Film Pictorial est un magazine britannique qui a couvert la sortie originale de Blanche Neige et les sept nains dans plusieurs numéros. En 1939, Film Pictorial est absorbé par le magazine Picture Show.
26 février 1938
L'article de ce numéro mentionne les problèmes de censure qui ont affecté le film en Grande-Bretagne, en se moquant des censeurs. Voici le texte :
Ces scènes donnent une idée de la qualité enchanteresse du premier long métrage de Walt Disney, que l'on peut désormais voir à Londres. Il a fallu trois ans à 570 artistes pour réaliser ce film, qui a nécessité plus de deux millions et demi de dessins. Il est bien-sûr basé sur le célèbre conte de Grimm. La censure ayant accordé au film un certificat "A", les parents devront accompagner leurs enfants au cinéma - mais nous ne pensons pas que cela dérangera les parents, car Disney plaît autant aux intellectuels de Bloomsbury qu'aux enfants des crèches, et à tous ceux qui se trouvent entre les deux. Au fait, nous sommes désolés de ne pas pouvoir vous montrer une photo du censeur horrifié par la scène "horrible" de la sorcière - vous devrez le croire sur parole. (Ci-dessous), l'homme qui est responsable de tout cela, avec la femme à qui il dirait probablement qu'il "doit tout" - M. et Mme Walt Disney lors de la première à Hollywood.
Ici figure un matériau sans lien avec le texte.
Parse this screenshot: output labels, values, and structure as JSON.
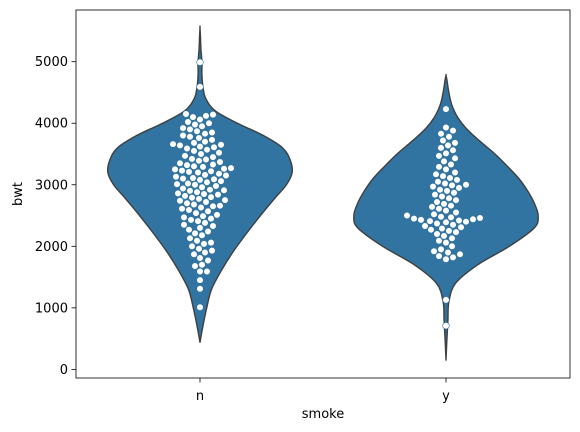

Les sept nains (vous pouvez les voir sur la page ci-contre) s'appellent Prof, Grincheux, Simplet, Atchoum et Timide, ce qui vous donne un indice sur leur caractère. Ils adoptent Blanche Neige, chassée de chez elle par sa méchante belle-mère, la Reine. La reine complote pour tuer Blanche Neige, mais son plan est déjoué par le beau prince et, comme dans tous les meilleurs contes de fées, ils vivent heureux jusqu'à la fin des temps.
17 septembre 1938
Pages dix et onze, un article sur Blanche Neige avec des photos de la distribution et des personnages. Il s'agit ici de la genèse du film et non tant de sa fabrication. L'auteur rappelle même la visite de Walt Disney en Europe quelques années avant et évoque la possibilité de réaliser Alice au pays des merveilles dans le futur. Des faiblesses quant à l'animation des personnages humains sont évoquées. Sous les photos des acteurs sont mentionnés les raisons de leur popularité telles qu'expliqués à des britanniques qui ne seraient pas familiers avec des vedettes américaines de radio ou de théâtre. Voici le texte :
Walt Disney réalise son rêve
Enfant, Disney était fasciné par l'histoire de "Blanche Neige". Il rêvait de porter "Blanche Neige" à l'écran. Il a transmis son idée à d'autres, mais on lui a dit qu'un tel rêve ne pourrait jamais devenir une réalité réussie. Mais, comme le raconte ici R. Ewart Williams, Disney ne s'est pas laissé décourager.
Après une projection privée de Blanche Neige et les sept nains, les spectateurs ont formé des petits groupes pour discuter du film. Et partout, on entendait la même remarque : "Va-t-il révolutionner le cinéma ? Est-ce que ça veut dire que les acteurs ne seront plus nécessaires ?".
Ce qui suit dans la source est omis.